Michael Stein mas at
Thu Aug 1 08:15:02 PDT 2002

> > Typical (?) PC power supplies are not PFC and draw a big pulse of current
> > on each rising peak (120 times a second for 60 Hz power).  If you have
> > a bunch (cluster) of PCs spread over three phases, the pulse from each
> > phase doesn't occur at the same time since the phases are 120 degrees
> > apart so these pulses can't cancel out in the neutral.
> Define "big pulse".  If a supply draws order of 1 A rms average, is the
> peak draw 2 A?  4 A?  Depending on the response time of the circuit
> breakers, this could explain why they pop well below the rms power
> capacity presumed from their current rating.

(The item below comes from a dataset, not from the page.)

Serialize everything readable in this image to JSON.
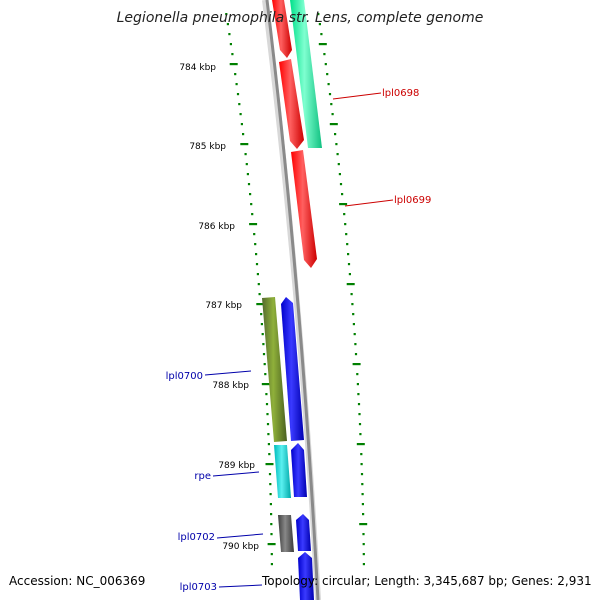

I once looked at it with a current transformer and a scope.  I seem to
remember something like 3 times.  So try thinking of 3A.  Since it's a
pulse it's not on full, more like 1/2 or less.

Resistive losses (wire losses) are I squared R.  So 3 times the current
gives 9 times the losses but for something like 1/4 to 1/2 the time.
So perhaps (very much "perhaps" and arm waving) 2 to 4.5 times the losses.

> > > In practice, our racks were popping breakers before they reached 75%
> > > of nominal load, making me wonder if they actually had three DIFFERENT
> > > phases sharing a ground...
> > 
> > Breakers should only be in the "hot" lines not in the neutral.  So this
> > overload of the neutral shouldn't pop the breaker.  Rather the neutral
> > should melt and start a fire...
> > 
> > I'd worry why you are popping breakers and keep looking for some other
> > problem...  And worry about the neutral too.
> I'm doing exactly those two things.  They have four circuits per power
> pole, for example, not three, but only three phases.  I'm very curious
> as to how they are sharing the neutral, as just a silly little mistake
> would have two circuits with the same phase sharing the neutral.  Code
> is conservative enough, and the run short enough, and the room cold
> enough, that this might not start a fire, but we'll all feel better when
> they rewire it with a neutral per circuit.

Watch out.  The stories I once heard (didn't happen here) was that you
really need a fatter neutral all the way back to the transformer which
supplies you power.  Or else you will just overheat some larger neutral
which feeds your local power panel.
> but first I'm just going to give in and a) put an oscilloscope on the
> lines; b) put a poor man's GFCI (one I wire out of parts downstairs:-)
> inline with a strip and plug in a segment of the cluster to test for
> current imbalance.  If the supplies are all drawing a really big pulse
> of current in phase and dumping it on neutral in phase, it could be (as
> Don suggested offline) deforming the waveforms and dropping the de facto
> line voltages at peak to where the push the supplies out of spec.

A very good idea.

I'd suggest a current transformer and scope the current too.  The one
I used I pulled out of an old GFCI.  Easy enough to calibrate with
a 100 W light bulb.

Or perhaps a clamp on meter attachment (only use a scope).  Then you
could scope each hot and the neutral (and ground too while your at it).